This expedition out to Maiden Bower marked the final installment in a trilogy of film collaborations with Dave Binns and Gary Lammin – and what an incredible journey it’s been. We started in Spring 2015 with a visit to an Iron Age burial mound near Ware in Hertfordshire overlooking the Lea Valley. This was followed the next Spring by an incursion into the Bartlow Hills on the Essex/Cambridgeshire border to the enormous burial mounds Dave dubbed the ‘pyramids of Essex’. Maiden Bower marked something slightly different, not a burial site although with a surface layer of Iron Age occupation overlaying a much earlier Neolithic causedway enclosure.
“A number of disconnected ditch sections containing broken human and animal bones were found during chalk quarrying in the last century, and both neolithic and Iron Age ditch sections are still visible in the quarry face. Neolithic pottery and an antler comb have been obtained from the site.”
Southern England: An Archaeological Guide (1973), James Dyer
As we made our way across the field of waist-high wheat Gary lugged his heavy stainless steel guitar. He stopped on the gravel track plonked the case down and cracked out his axe. This was a place to play slide blues guitar he said, and proceeded to knock out a glorious riff to the hedgerow seed pods flickering in the breeze.
Dave soon started to prepare the ground. The recurring theme of site re-use across the ages spanning thousands of years – and how this site, like the other 2 in the series represented the emergence of new hierarchies that slowly eased out the old primitive communism of hunter-gather societies. Except here with the causewayed enclosure we were delving much deeper into the past than on previous field trips.

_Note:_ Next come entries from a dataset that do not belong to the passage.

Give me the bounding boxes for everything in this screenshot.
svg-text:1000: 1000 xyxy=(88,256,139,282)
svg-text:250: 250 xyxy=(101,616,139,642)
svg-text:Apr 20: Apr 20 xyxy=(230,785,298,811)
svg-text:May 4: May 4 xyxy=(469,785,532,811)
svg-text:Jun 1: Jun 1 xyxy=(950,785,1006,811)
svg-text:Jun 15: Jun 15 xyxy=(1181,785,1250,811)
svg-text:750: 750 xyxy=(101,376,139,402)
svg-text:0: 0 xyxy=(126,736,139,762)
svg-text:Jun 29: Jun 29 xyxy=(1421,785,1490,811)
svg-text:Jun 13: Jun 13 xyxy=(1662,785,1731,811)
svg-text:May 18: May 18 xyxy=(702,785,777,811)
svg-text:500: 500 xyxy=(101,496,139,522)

“This roughly circular earthwork encloses about 11 acres. There is an original entrance on the SE, the gap on the N not yet having proved to be original…. Occupation probably began in the 5th-4th centuries BC and lasted until the arrival of the Romans.”
– Guide to Prehistoric ENGLAND (1976), Nicholas Thomas
Maiden Bower occupies an imposing position on a plateau at the top of Dunstable Downs with expansive views stretching out from the sheer drop down into the chalk quarry. The circular enclosure is maintained by trees and shrubs, the camp interior populated by grasses, wild flowers and butterflies. Gary played again, Dave held forth on how modern society arose from sites such as this. We sat in the grass, Gary slept, and we somehow lost time at Maiden Bower, a magical place.
Sat amongst the tall grass with the sun bronzing our heads, Dave started talking about how recent discoveries at Gobekli Tepe have changed our view of the neolithic transition and how this could lead to a further video. Maybe we could link it with nearby Waulud’s Bank, the ‘henge monument’ embracing the source of the River Lea, he suggested.
‘I’m up for it’, I said drowsily, keen to further explore this area rich in prehistoric sites. ‘But it messes up the trilogy’, I add.
‘Maybe it’s the start of a new series’, Dave posits.